Carlyle plays the eponymous protagonist, a forlorn figure, who is on the brink of being sacked from his job at the barbers given his anti-social demeanour and inability to converse enthusiastically with the customers. However his job security soon becomes secondary, as he accidentally starts killing people, inadvertently becoming a serial killer – while his blissful nature keeps the law enforcement, such as the hard-nosed cop Holdall (Ray Winstone) and the competitive Detective Inspector June Robertson (Ashley Jensen), at arms length. Though when he confides in his mother, the eccentric Cemolina (Emma Thompson) – it opens up a whole new can of worms.
There are shades of Psycho to this endeavour, particularly in the intriguing dynamic between Barney and his mother – but it remains very much on the surface level, never truly getting beneath and uncovering the nuances and subtleties to their relationship. The Legend of Barney Thomson, at it’s core, is a deeply sad film, and has the potential to be moving and disquieting – but tonally it’s all over the place. It’s imperative to have moments of light relief, but the comic tendencies are too frequent and feel contrived in their execution, undermining the narrative in the process. Filth is the perfect example of how to straddle that line between comedy, pathos and utter derangement – but it’s exactly where this title suffers.

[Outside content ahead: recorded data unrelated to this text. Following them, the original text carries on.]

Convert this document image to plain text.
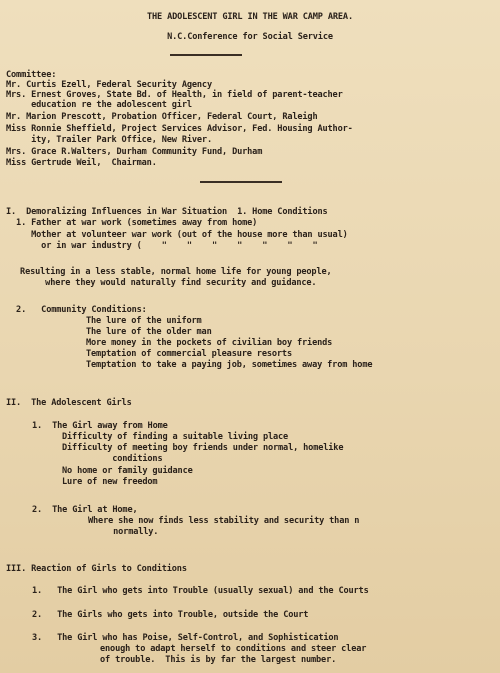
THE ADOLESCENT GIRL IN THE WAR CAMP AREA.
N.C.Conference for Social Service
Committee:
Mr. Curtis Ezell, Federal Security Agency
Mrs. Ernest Groves, State Bd. of Health, in field of parent-teacher
education re the adolescent girl
Mr. Marion Prescott, Probation Officer, Federal Court, Raleigh
Miss Ronnie Sheffield, Project Services Advisor, Fed. Housing Author-
ity, Trailer Park Office, New River.
Mrs. Grace R.Walters, Durham Community Fund, Durham
Miss Gertrude Weil,  Chairman.
I.  Demoralizing Influences in War Situation  1. Home Conditions
1. Father at war work (sometimes away from home)
Mother at volunteer war work (out of the house more than usual)
or in war industry (    "    "    "    "    "    "    "
Resulting in a less stable, normal home life for young people,
where they would naturally find security and guidance.
2.   Community Conditions:
The lure of the uniform
The lure of the older man
More money in the pockets of civilian boy friends
Temptation of commercial pleasure resorts
Temptation to take a paying job, sometimes away from home
II.  The Adolescent Girls
1.  The Girl away from Home
Difficulty of finding a suitable living place
Difficulty of meeting boy friends under normal, homelike
conditions
No home or family guidance
Lure of new freedom
2.  The Girl at Home,
Where she now finds less stability and security than n
normally.
III. Reaction of Girls to Conditions
1.   The Girl who gets into Trouble (usually sexual) and the Courts
2.   The Girls who gets into Trouble, outside the Court
3.   The Girl who has Poise, Self-Control, and Sophistication
enough to adapt herself to conditions and steer clear
of trouble.  This is by far the largest number.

You do remain on Barney’s side however, which is of great commendation to Carlyle – who makes for an empathetic creation, endearingly clumsy and naïve, with a tendency to be unlucky, that makes him easy to invest in and to root for. However – and while there’s certainly enough here to suggest a decent career lies ahead of Carlyle behind the camera, as with so many actors-turned-directors, it’s a shame he felt the need to take on the lead role himself, feeling like a mere vehicle to provide himself with a good role, similarly to what Russell Crowe managed recently with The Water Diviner.
Nonetheless, this production is unique in many ways, as while evidently inspired by many other filmmakers – with a definite Guy Ritchie influence in the way music is used – it’s still difficult to define. There’s one relatively funny moment when Thompson’s Cemonlina claims to be a big fan of labels, which has you pondering exactly where this film would fit in – and in a sort-of-complimentary way, it doesn’t at all.